TL;DR
SBAR Communication: Structured handoff: Situation, Background, Assessment, Recommendation.
SBAR Communication
Definition
Structured handoff: Situation, Background, Assessment, Recommendation.
Clinical Significance
For nursing assistants, sbar communication connects to fundamental resident care principles. Residents always retain the right to:
- Right to access personal records and facility survey results
- Right to manage own financial affairs or choose a representative
- Right to make choices about daily routine including when to eat, sleep, bathe, what to wear
Differential Diagnosis
When studying sbar communication, carefully distinguish it from related but distinct concepts: therapeutic communication, documentation cna. Exam questions often test your ability to select the most specific and appropriate answer when multiple options seem partially correct.
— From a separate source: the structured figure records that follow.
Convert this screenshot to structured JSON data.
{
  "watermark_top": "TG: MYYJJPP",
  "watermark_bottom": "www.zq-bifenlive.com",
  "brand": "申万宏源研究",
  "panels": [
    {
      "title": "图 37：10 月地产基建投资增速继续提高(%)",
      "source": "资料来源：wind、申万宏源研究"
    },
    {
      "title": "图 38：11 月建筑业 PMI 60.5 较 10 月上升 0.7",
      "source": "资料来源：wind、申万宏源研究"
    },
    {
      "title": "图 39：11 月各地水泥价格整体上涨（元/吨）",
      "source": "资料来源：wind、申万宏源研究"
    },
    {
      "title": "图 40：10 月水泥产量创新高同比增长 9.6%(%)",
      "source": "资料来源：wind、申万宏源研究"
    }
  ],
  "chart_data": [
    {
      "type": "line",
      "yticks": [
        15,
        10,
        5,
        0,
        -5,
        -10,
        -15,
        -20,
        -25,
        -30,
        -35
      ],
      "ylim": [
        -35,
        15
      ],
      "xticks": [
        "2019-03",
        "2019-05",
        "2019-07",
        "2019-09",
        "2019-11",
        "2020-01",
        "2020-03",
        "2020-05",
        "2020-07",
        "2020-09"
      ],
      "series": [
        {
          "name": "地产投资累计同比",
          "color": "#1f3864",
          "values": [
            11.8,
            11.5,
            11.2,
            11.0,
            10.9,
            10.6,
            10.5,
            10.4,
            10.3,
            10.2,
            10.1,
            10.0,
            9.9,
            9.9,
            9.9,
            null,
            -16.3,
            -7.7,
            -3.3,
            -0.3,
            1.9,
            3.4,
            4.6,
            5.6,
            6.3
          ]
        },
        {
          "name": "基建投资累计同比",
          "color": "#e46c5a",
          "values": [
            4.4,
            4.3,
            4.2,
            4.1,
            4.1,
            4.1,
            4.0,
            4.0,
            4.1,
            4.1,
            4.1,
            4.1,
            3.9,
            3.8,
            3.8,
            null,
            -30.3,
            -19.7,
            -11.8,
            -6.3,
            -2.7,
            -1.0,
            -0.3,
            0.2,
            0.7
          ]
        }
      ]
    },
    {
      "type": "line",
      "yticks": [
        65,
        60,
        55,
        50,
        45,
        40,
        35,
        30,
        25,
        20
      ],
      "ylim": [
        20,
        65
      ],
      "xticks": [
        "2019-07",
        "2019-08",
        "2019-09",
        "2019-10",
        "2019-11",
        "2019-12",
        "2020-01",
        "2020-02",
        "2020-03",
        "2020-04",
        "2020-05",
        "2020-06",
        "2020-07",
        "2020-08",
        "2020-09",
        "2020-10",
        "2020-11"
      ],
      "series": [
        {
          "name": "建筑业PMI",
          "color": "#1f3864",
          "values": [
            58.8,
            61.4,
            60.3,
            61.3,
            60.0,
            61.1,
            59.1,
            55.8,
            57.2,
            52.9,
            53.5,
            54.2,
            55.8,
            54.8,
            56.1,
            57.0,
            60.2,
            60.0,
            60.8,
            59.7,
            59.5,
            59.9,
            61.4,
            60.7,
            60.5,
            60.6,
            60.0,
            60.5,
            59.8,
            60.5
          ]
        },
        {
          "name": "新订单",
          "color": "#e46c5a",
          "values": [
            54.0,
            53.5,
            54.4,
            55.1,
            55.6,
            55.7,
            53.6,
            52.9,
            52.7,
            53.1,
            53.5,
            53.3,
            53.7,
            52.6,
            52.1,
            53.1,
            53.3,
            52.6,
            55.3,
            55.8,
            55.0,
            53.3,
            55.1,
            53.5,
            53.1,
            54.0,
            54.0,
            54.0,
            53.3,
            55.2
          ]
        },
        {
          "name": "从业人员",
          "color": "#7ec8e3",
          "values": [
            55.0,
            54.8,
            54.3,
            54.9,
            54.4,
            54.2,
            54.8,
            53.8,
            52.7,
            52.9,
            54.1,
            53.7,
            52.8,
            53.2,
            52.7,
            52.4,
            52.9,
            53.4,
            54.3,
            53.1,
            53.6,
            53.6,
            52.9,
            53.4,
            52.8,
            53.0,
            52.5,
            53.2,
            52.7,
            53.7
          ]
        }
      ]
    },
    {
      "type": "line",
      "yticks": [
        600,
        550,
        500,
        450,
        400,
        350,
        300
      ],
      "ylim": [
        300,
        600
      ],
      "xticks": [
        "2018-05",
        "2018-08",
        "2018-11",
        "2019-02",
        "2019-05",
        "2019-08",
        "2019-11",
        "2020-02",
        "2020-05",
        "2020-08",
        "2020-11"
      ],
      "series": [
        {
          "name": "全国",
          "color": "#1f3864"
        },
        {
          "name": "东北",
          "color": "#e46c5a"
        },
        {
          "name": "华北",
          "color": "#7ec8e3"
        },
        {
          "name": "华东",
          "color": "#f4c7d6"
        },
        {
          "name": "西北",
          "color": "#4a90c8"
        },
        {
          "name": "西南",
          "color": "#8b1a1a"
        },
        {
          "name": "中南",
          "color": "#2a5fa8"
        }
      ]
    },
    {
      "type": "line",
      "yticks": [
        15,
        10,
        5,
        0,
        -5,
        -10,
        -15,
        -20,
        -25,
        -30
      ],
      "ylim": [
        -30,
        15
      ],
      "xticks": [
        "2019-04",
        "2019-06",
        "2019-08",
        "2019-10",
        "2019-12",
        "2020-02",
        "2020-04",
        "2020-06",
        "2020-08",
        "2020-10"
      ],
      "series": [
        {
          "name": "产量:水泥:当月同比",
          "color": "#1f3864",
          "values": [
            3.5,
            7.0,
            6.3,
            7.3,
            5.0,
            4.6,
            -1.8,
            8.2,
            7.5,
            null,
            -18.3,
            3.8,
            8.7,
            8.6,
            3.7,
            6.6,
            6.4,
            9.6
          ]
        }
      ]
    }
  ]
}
Look for the option that most completely addresses the scenario presented.
Troubleshooting
When sbar communication does not go as expected, systematically review each step of the procedure. Check equipment calibration, verify technique, and repeat the measurement if results seem inconsistent with the clinical picture. Report discrepancies to the supervisor rather than guessing at the correct value.
Documentation
CNAs document sbar communication findings by reporting to the nurse and recording in the medical record. Key observations to document:
- Skin observations: color changes, redness over bony prominences, bruising, open areas, edema
- I and O (intake and output): measure and record all fluids consumed and excreted in mL
- Behavioral changes: new confusion, agitation, refusing meals, sleep pattern changes
- Weight changes: report gain/loss of 2+ lbs in a day or 5+ lbs in a week
Calculation Methods
Understanding the numbers behind sbar communication is important for accurate assessment. Vital signs provide objective data: temperature (97.8-99.1 F oral), pulse (60-100 bpm), respirations (12-20/min), and blood pressure (under 120/80 normal). Report any values outside a resident's established baseline to the nurse immediately.
Patient Communication
When communicating with residents about sbar communication:
- For hearing-impaired: face the resident, speak clearly (not louder), reduce background noise
- Active listening: face the resident, maintain eye contact, nod, paraphrase
- Report behavioral changes to the nurse: withdrawal, aggression, crying, confusion
- For cognitively impaired: use simple sentences, one instruction at a time, consistent routine
- Cultural sensitivity: respect food preferences, spiritual practices, family dynamics
Why It Matters
SBAR is the standard communication framework tested on CNA, MA, and EMT exams.